Lagi kangen abah, jadi ini hanya sekilas cerita yang bisa
ala buat
Drs. Fathuddin, M.M. Abah dilahirkan di Merabung (Lampung),
4 Agustus 1967. Abah itu punya kembaran yang berbeda tanggal lahir hehe :D Loh?? Kok bisa?? Katanya anak
kembar
Jawabannya karena baik Abah maupun kembarannya tidak tahu
tanggal lahir masing-masing. Ibu dan Bapak (nenek-kakek) mereka terlalu sibuk hingga
tak mengingat tanggal lahir kedua anaknya hehe. Mengingat tahun sudah
cukup.
Hingga kepala empat, Abahku tak berubah. Masih seram (kata
adik-adik), tapi bagiku tegas, bukan seram. Sejak kecil kami (anak-anak Abah)
diberi asupan agama, mulai dari mengaji, tuntunan cara berwudhu,sholat, puasa
dan dzikir. Abah lah guru agama pertama kami. Hingga tidak heran, Abah menjadi
tumpuan kami dalam bertindak.
Sejak TK ala sudah bisa membaca Al-Qur’an. Walau sempat
mengulang Iqra’ kembali karena menurut Abah bacaanku masih belepotan.Sedih nian
rasanya waktu itu. Enam jilid Iqra’ sudah kubaca untuk menggapai tahap akhir
yakni Al-Qur’an, tapi malah disuruh mengulang kembali. Malu sama teman. Hingga
akhirnya kelas 1 SD ala khatam Iqra’ untuk yang kedua kalinya.
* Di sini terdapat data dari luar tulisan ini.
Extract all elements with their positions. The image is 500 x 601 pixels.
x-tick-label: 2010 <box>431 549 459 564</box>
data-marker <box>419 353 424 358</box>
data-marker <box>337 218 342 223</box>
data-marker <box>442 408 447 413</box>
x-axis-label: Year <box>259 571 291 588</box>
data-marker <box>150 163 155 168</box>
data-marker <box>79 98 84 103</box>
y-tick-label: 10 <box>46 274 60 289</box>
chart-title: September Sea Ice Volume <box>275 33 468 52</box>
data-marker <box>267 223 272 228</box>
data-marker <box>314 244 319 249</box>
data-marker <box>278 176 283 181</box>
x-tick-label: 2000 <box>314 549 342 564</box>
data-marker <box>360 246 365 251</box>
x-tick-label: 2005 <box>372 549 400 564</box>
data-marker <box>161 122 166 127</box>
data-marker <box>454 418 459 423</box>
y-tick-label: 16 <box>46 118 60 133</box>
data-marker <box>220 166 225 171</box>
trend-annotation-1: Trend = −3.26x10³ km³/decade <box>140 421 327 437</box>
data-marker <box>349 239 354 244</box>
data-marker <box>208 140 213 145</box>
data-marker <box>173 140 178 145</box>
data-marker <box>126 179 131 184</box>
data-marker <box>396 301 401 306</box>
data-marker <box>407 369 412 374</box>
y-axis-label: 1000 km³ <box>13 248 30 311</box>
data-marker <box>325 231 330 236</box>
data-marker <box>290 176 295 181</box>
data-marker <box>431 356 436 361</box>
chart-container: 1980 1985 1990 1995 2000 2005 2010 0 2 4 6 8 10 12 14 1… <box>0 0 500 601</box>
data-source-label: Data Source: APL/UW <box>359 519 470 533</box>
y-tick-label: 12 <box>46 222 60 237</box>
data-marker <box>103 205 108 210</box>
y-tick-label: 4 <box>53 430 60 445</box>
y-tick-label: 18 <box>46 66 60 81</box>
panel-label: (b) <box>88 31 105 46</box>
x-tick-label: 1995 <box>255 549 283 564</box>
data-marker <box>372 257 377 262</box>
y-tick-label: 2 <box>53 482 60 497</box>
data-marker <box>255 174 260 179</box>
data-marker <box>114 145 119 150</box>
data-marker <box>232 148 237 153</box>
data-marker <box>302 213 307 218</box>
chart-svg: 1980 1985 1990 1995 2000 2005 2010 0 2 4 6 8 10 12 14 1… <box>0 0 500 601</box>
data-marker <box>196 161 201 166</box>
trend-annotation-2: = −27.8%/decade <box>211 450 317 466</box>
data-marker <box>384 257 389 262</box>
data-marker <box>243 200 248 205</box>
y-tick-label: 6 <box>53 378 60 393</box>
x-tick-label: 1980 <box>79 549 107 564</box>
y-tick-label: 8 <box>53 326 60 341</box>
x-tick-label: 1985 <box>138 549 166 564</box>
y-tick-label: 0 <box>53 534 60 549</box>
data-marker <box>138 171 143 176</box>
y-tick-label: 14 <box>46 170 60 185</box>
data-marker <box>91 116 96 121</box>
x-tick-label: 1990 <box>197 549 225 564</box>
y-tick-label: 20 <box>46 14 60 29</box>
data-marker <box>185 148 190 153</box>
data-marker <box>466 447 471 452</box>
Kami suka diajari tajwid oleh Abah
“Sya…!!!” kata Abah
“Saaa…!” ucap kami
“Mulutnya monyong! Sya…!!” tegas Abah
“Sya..!!”
Atau cara berwudhu
“Kumur-kumur sambil hirup air ke hidung. Ingat! Usap wajah
seperti ini (mempraktekkan). Kayak orang thawaf”
“Dibasuh sampai atas siku-siku. Tarik lengan bajunya..!”
Atau bacaan dzikir yang harus kami hapalkan setiap usai
menjalani sholat lima waktu. Dan lima surat wajib yang harus dihapalkan setiap
mengaji.
***
Sampai saat ini ala
masih was-was kalau pulang ke rumah. Setiap usai sholat magrib berjamaah dan dzikir, Abah menguji bacaan
sholat dan dzikir kami (anak-anaknya). Ala sebagai anak tertua sempat kena
semprot karena salah bacaan dan ditugaskan menghapal kembali saat itu juga. Makanya
sekarang, kalau mau pulang mesti mastiin dulu hapalan doa dan dzikir hehe
Tak pernah sekalipun menceritakan tentang laki-laki di depan
Abah. Bisa bahaya urusannya. Hanya tiga hal yang boleh diucapkan kepada Abah.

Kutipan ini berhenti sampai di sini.